Now please hear me here. I am not saying that I have completely conquered my feelings in all of this. Once in a while, Satan likes to remind me (especially when finances are tight) of what could have been had this person not gotten away with what's known as "legal theft." When this happens I am met with the temptation to revisit feelings of anger, bitterness, resentment, and unforgiveness. It is then that I need to, once again, ask for God's help in extending forgiveness for this person.
I guess you could say that forgiveness is a journey. It's not necessarily a "one and done" thing. It may have to be offered up more than once, sometimes many times while our spirits are residing in fallen flesh.
Thankfully though, God's mercies are new every morning. He knows my desire to be pleasing to Him in all of this. I am His child and He has promised in His Word to be with His children in all of their trials and temptations. How truly rich I am! And if you are a true child of God as well......how rich you are!
Perhaps things may not have turned out as you have wanted in your life either. Perhaps you too, have had the rug pulled out from under you. Your hopes have been dashed or you've been the unfortunate recipient of the sinful actions of another and the justice that you desire has been out of your reach. If so, please know I am sorry that you are going through such a trial.
The truth is, God never promised that life would be easy. In fact, we will all suffer our share of disappointment, loss, betrayal, and grief. But like it or not, we are commanded as believers to respond in a manner that is totally against the way in which our flesh really craves and desires to respond.
As excruciatingly hard as it can be, there is hope. There is a promise that can compel us to overcome our flesh and cast aside the burden and poison of unforgivness, bitterness, and resentment. That is the promise of our Heavenly Father's inheritance. It's ironclad!

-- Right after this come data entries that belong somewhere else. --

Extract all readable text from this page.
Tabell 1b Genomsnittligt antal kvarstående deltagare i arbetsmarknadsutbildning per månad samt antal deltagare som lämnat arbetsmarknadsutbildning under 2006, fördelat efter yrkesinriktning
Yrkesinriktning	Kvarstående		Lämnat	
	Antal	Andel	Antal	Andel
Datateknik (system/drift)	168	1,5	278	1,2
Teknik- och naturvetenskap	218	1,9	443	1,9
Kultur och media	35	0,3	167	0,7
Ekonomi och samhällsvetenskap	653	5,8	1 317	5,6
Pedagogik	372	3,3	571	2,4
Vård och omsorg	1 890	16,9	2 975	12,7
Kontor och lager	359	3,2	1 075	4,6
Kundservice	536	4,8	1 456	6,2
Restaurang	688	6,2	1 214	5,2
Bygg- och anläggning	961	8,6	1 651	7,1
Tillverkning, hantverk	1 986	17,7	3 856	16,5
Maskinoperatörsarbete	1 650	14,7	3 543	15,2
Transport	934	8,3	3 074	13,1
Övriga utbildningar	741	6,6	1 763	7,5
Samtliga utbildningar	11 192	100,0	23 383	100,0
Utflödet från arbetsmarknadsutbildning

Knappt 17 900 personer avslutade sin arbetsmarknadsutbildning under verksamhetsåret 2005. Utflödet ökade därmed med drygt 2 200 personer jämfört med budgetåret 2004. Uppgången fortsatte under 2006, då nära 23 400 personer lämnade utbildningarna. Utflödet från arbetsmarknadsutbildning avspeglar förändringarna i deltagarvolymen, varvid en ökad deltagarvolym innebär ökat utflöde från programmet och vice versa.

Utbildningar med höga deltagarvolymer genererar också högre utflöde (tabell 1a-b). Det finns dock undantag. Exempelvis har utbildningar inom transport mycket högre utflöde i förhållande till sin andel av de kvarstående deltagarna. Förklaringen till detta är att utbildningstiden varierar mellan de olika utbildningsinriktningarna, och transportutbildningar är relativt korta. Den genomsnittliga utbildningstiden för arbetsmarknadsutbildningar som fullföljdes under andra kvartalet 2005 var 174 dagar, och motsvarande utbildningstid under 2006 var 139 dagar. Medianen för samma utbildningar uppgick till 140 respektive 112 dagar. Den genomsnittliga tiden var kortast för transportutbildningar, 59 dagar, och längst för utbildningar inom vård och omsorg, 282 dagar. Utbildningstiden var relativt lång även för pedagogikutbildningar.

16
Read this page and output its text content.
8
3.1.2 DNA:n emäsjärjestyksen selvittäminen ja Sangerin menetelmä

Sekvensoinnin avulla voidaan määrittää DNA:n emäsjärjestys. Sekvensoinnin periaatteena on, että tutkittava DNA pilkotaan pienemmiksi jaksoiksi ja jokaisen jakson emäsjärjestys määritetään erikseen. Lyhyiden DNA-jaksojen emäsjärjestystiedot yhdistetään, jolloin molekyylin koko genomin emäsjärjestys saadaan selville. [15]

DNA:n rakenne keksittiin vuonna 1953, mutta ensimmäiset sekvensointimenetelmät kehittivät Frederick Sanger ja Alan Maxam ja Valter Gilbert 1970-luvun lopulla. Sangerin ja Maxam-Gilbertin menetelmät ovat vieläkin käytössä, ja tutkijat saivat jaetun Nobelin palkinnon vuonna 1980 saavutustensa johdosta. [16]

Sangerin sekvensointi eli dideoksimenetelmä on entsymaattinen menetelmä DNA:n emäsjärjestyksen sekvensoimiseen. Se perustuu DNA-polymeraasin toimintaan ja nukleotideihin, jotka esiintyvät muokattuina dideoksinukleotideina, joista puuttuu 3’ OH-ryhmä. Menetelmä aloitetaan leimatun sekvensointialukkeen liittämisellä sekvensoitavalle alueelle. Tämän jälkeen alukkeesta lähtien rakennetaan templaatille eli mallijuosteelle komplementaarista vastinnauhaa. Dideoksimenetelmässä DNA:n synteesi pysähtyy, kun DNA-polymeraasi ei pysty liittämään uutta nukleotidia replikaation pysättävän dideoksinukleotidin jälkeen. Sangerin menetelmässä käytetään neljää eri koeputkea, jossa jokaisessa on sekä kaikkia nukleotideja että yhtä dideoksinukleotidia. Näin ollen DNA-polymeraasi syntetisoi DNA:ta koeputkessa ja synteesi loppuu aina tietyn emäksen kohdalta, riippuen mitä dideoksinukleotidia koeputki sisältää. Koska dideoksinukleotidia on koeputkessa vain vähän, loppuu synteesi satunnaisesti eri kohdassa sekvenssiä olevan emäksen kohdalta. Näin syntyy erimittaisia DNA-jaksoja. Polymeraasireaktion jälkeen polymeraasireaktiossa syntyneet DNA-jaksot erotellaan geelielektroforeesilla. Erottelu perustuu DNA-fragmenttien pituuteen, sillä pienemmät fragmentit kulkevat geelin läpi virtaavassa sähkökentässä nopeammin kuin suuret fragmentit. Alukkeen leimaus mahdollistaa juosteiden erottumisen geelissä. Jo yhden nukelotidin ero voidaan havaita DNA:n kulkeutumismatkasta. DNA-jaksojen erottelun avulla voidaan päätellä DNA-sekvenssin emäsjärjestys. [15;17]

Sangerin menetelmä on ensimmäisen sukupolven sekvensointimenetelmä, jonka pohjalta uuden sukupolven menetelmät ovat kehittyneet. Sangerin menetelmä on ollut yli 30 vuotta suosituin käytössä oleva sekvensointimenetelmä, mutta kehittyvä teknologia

We are His and He is ours! What He offers us is beyond our human comprehension! This world has nothing to offer that can truly satisfy our souls deepest desires and needs. As God's word assures us, "The Spirit Himself testifies with our spirit that we are God's children. Now if we are children, then we are heirs--heirs of God and co-heirs with Christ if indeed we share in His sufferings in order that we may also share in His glory. I consider that our present sufferings are not worth comparing with the glory that will be revealed in us." Romans 8:16-18
My family and I learned that an earthly inheritance is not guaranteed, it can be lost. It can be stolen. Praise God that His inheritance can never be thwarted! It is mine, it is yours, now and forever!
May the truth of God's love for you, His promise of a glorious imperishable inheritance, keep your flame burning bright so you can go out there and shine God's light!
In what area are you struggling to let go and let God? Do you feel as though your hurt runs so deep that it's impossible to forgive?
How can the hope of God's inheritance change your perspective this week?